Main Issues
service of documents of action to an absentee without being served to the administrator of the absentee
Effect of Time Service
Summary of Judgment
If an administrator is appointed by the court, only such administrator may, for the sake of an absentee, conduct procedural acts, such as service by court only on behalf of the administrator or on behalf of the administrator.
[Reference Provisions]
Article 25 of the Civil Act, Article 52 of the Civil Procedure Act
Plaintiff-Appellant
Plaintiff (Attorney Kim Jong-soo, Counsel for the plaintiff-appellant)
Defendant-Appellee
Non-party 1 administrator of the non-party 1 (Attorney Seo-soo, Counsel for plaintiff-appellant)
original decision
Gwangju High Court Decision 67Na227 decided September 17, 1968; 67Na227 decided September 17, 1968
Text
The appeal is dismissed.
The costs of appeal shall be borne by the plaintiff.
Reasons
With respect to the plaintiff's ground of appeal No. 1, if a non-resident re-appellant is appointed by the court, it can be interpreted that only the administrator or the administrator can conduct litigation against the non-resident. In this case, even if the service of litigation documents is made to the non-party 2 who is appointed by the court as the administrator, and the service is made to the non-party 2 without being made to the non-party 2 who is appointed as the administrator by the court, the service cannot be deemed legitimate. This case's original copy of the judgment of the court of first instance is service to the non-resident, and the service cannot be recognized even if it is made to the non-party 2, the administrator was living in the same place as the defendant's last address and the administrator was aware of the non-party 2's domestic affairs and the administrator was not aware of the service to the absentee, and the decision that the court below recognized that the non-party 2's appeal was legitimate after the filing of a lawsuit by the court is not reasonable and reasonable.

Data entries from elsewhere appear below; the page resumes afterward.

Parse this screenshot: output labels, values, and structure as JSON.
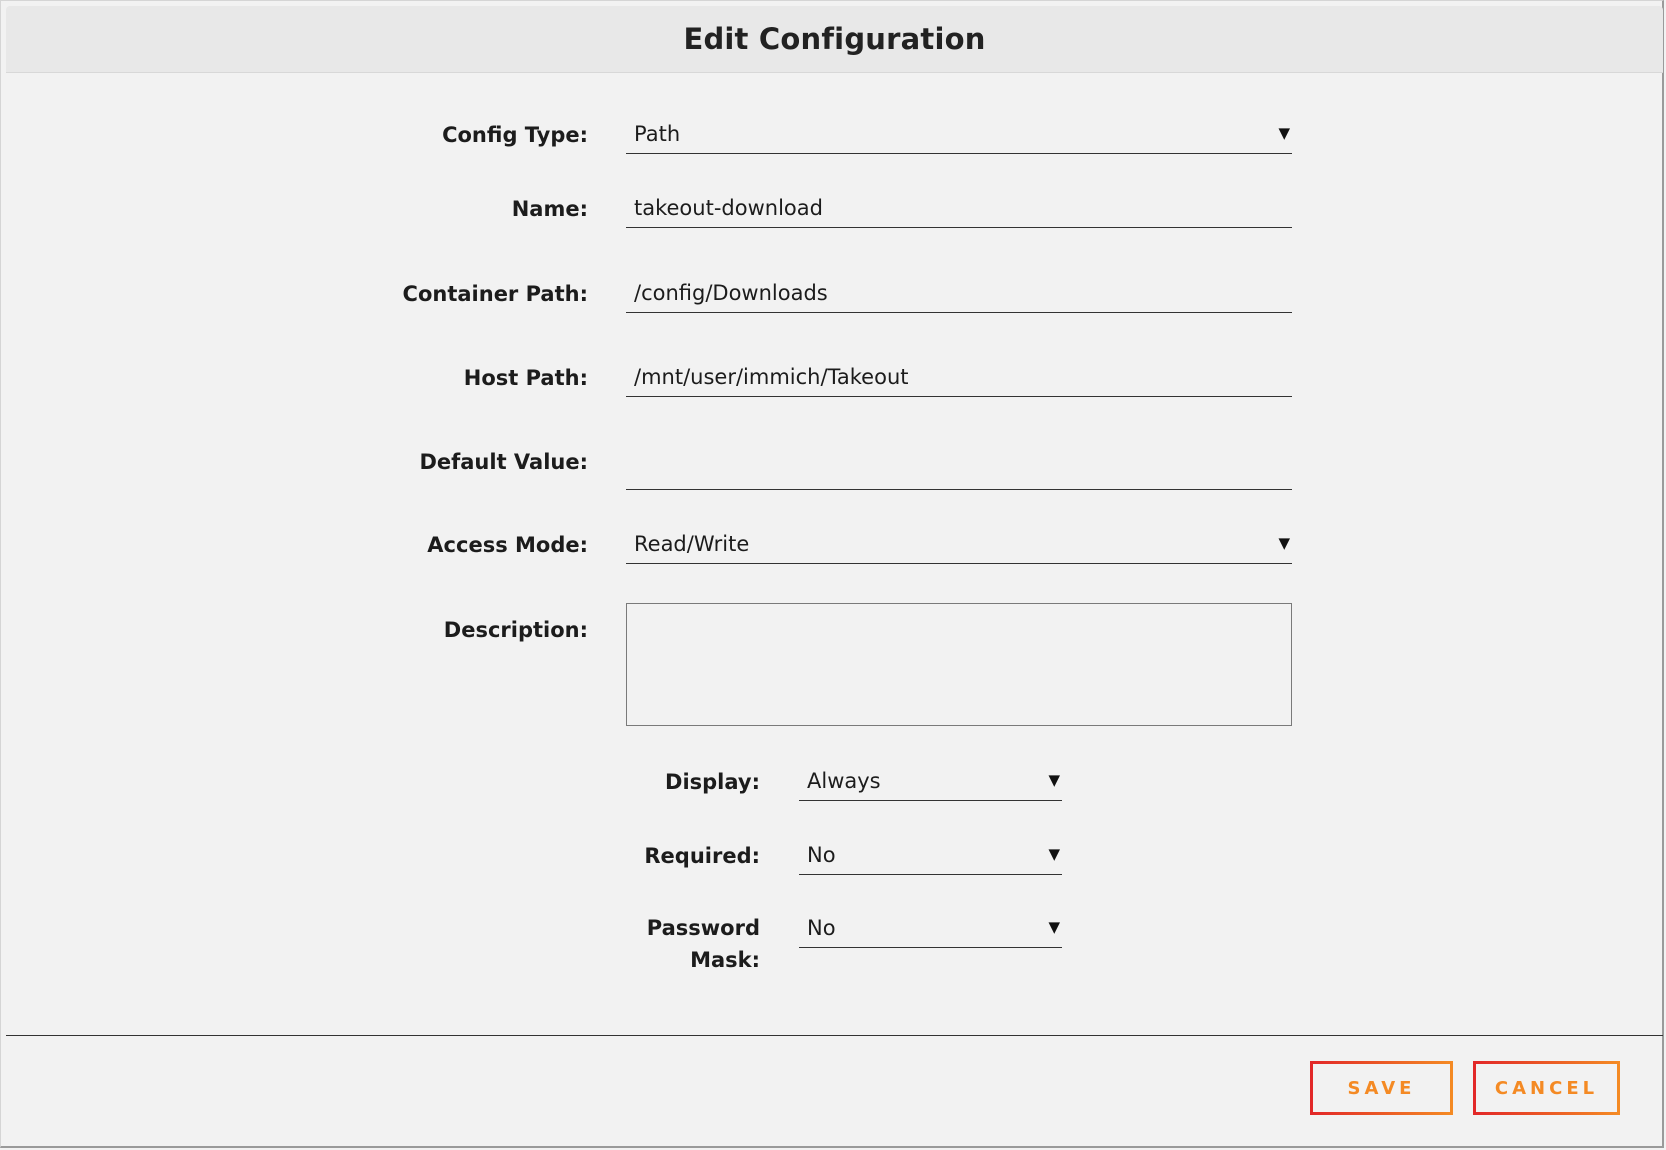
{
  "dialog": {
    "title": "Edit Configuration"
  },
  "fields": {
    "config_type": {
      "label": "Config Type:",
      "value": "Path"
    },
    "name": {
      "label": "Name:",
      "value": "takeout-download"
    },
    "container_path": {
      "label": "Container Path:",
      "value": "/config/Downloads"
    },
    "host_path": {
      "label": "Host Path:",
      "value": "/mnt/user/immich/Takeout"
    },
    "default_value": {
      "label": "Default Value:",
      "value": ""
    },
    "access_mode": {
      "label": "Access Mode:",
      "value": "Read/Write"
    },
    "description": {
      "label": "Description:",
      "value": ""
    },
    "display": {
      "label": "Display:",
      "value": "Always"
    },
    "required": {
      "label": "Required:",
      "value": "No"
    },
    "password_mask": {
      "label_line1": "Password",
      "label_line2": "Mask:",
      "value": "No"
    }
  },
  "icons": {
    "dropdown": "▼"
  },
  "buttons": {
    "save": "SAVE",
    "cancel": "CANCEL"
  },
  "colors": {
    "accent_orange": "#f48a24",
    "accent_red": "#e22828",
    "background": "#f2f2f2",
    "header_bg": "#e8e8e8"
  }
}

As to ground of appeal No. 2
The statement of each witness in the theory is somewhat ambiguous in the original judgment, but it is interpreted by the original judgment to have rejected it, and unless it is possible to find out the data that the original judgment of the defendant who did not recognize it as a trust relation was unlawful, the argument about this matter is ultimately attributable to the criticism of the lower court's entire authority on the determination of evidence and the recognition of facts, and the explanation of the reasoning of the original judgment on the cancellation of trust is nothing more than unnecessary. All arguments are without merit.
Therefore, according to Articles 400, 399, and 384 of the Civil Procedure Act, it is so decided as per Disposition by the assent of all participating judges.